Creating a creative ad taxonomy

The ad industry has for years sought an ad creative taxonomy to help manage creative ad delivery across linear and streaming.

“As we automate the [creative] supply chain, it’s really critical that we also continue to talk to advertisers about the inclusion of the [Universal] Ad ID,” McConville says, referring to the creative identifier that’s common in linear TV.

“The IAB is making that [adoption] easier,” he adds.

In June, IAB Tech Lab announced its Ad Creative ID Framework, designed to streamline the use of Ad IDs across digital by defining how registered IDs accompany creatives throughout the supply chain, including measurement platforms.
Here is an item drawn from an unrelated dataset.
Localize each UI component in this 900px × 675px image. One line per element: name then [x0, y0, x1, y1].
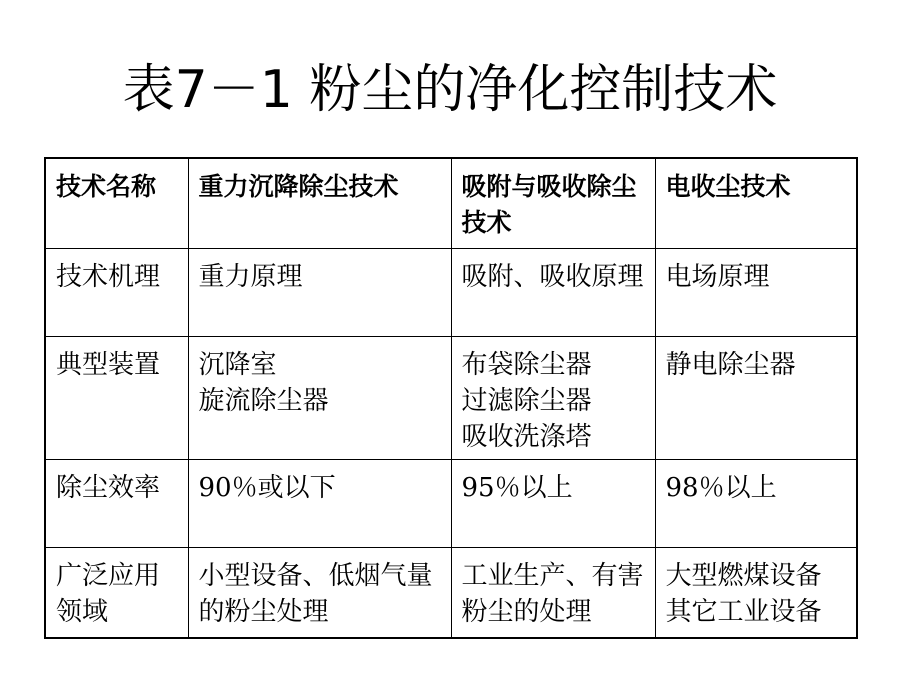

Greater adoption of a consistent creative ID within digital would help ease some of the biggest video marketing pain points, including frequency capping, competitive separation and cross-platform reporting.

In the meantime, however, direct integrations between publishers and creative tech partners can at least help add some consistency to how creatives are processed and labeled, says James Shears, VP of business development and client partnerships at XR. This makes it much easier for publishers to access specific information about a creative, such as a brand’s name or category, which can improve the viewing experience by delivering more relevant and less repetitive ads, he says.

The need for automation and standardization in creative ad delivery only intensifies with the proliferation of video ad creatives, including via generative AI, Shears says.

In other words, he says, expect the concept of creative identity to start taking center stage in more industry conversations about video advertising.